Утоли моя печали (Копелев) - страница 15

«Любовь к родному пепелищу, любовь к отеческим гробам» наследуют не по рождению, а по воспитанию.

* * *

В Бутырках, незадолго до отъезда на шарашку, у меня было свидание с мамой и с Надей.

Мы стояли, разделенные железными сетками, между которыми расхаживали надзиратели.

Одновременно происходило пять-шесть свиданий… Гомон минутами оглушал. Надзиратели покрикивали:

— Давайте потише! Вам говорят, чтобы тихо… Нельзя галдеть…

Мама и Надя рассказали, что Военная коллегия Верховного суда по кассационной жалобе моего адвоката сократила мне срок до шести лет, значит, осталось еще три года с лишним. Но адвокат уверял, что через несколько месяцев можно будет обратиться к пленуму Верховного суда. А то, что Коллегия уже сократила срок, — хороший признак.

На шарашку я приехал, зная, что осужден на шесть лет, и надеясь освободиться раньше. Ведь я был уже один раз оправдан и так отчетливо помнил тот январский день, когда вышел из ворот Бутырок… Еще и года не прошло…

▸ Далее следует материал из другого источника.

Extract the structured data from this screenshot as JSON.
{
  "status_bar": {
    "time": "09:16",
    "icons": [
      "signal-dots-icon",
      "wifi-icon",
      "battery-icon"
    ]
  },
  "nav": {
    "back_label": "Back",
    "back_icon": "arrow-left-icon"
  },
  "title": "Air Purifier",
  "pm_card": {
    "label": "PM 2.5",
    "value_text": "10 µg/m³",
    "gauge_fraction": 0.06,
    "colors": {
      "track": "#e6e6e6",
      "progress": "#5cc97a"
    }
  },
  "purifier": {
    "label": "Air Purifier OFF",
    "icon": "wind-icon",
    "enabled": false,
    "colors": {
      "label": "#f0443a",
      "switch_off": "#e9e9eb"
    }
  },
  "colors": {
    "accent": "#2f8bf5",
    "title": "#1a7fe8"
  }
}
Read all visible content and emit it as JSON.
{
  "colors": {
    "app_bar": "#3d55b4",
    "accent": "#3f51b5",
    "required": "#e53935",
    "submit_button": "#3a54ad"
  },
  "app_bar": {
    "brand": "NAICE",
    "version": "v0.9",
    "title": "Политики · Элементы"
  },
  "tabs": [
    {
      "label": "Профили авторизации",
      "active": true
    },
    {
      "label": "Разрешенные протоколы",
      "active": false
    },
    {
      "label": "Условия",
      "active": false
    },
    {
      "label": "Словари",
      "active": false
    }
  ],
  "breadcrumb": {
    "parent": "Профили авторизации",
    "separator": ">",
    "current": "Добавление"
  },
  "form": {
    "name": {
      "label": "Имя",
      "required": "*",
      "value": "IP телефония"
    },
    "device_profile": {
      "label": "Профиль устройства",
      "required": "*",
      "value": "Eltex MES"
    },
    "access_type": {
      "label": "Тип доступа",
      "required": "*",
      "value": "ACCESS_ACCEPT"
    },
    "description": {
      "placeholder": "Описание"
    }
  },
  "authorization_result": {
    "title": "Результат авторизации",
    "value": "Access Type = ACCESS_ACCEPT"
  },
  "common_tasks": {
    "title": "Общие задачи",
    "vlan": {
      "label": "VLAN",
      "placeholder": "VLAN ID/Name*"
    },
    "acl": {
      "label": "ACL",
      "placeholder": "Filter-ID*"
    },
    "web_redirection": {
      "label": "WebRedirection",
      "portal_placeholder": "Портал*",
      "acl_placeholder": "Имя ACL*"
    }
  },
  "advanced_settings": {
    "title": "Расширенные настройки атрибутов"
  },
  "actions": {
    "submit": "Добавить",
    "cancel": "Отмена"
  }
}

Когда мы с друзьями говорили о будущем, я исходил из того, что и в худшем случае все же выйду на свободу первым — к лету 1951 года; через два года — Солженицын и еще через полгода — Панин.

Митя возражал:

— Не надо тешиться мечтами, господа! Нас не отпустят. Если б еще в лагерях были. Оттуда, может быть, и вышли бы в большую зону — в ссылку. Но из шарашки — никогда. Ведь нас тут посвятили в тайны… За все здешние блага — за матрацы, простыни, за кисель — придется дорого платить. Хорошо, если тут же намотают новые сроки. А то ведь и налево пустить могут, как раньше чекисты шутили — в земельный отдел… Нет, господа, нечего нам высчитывать годы, мы осуждены пожизненно.

Однако я упорствовал, верил, что будут перемены к лучшему. Верил не только по врожденной склонности к оптимизму, но, как мне казалось, основываясь на здравых расчетах. Успехи внутренней и внешней политики должны ослабить напряжение «повышенной бдительности». А расширенные связи со странами народной демократии, конечно же, благотворно повлияют на нашу общественную жизнь. Будет расти уверенность правительства в безопасности, в прочности государства, и, естественно, смягчится карательная политика…

Солженицын сомневался, но я видел, что и ему хотелось надеяться. Панин был убежден, что «этот безбожный и, значит, безнравственный мир» не может никак улучшиться.

Нечего было и думать о том, чтобы в ближайшие годы заниматься литературой, историей или философией; к идеологии уже не подпустят. Но языковедение, и в частности палеолингвистика, изучающая древнейшие истоки современных языков, мне представлялось идеологически нейтральным и притом необычайно интересным поприщем. Ведь и древняя история языка сказывается в его живой действительности — в словаре и во всем строе. Углубляясь в историю, можно исследовать давние связи между разными народами и расами, их взаимовлияния и взаимодействия.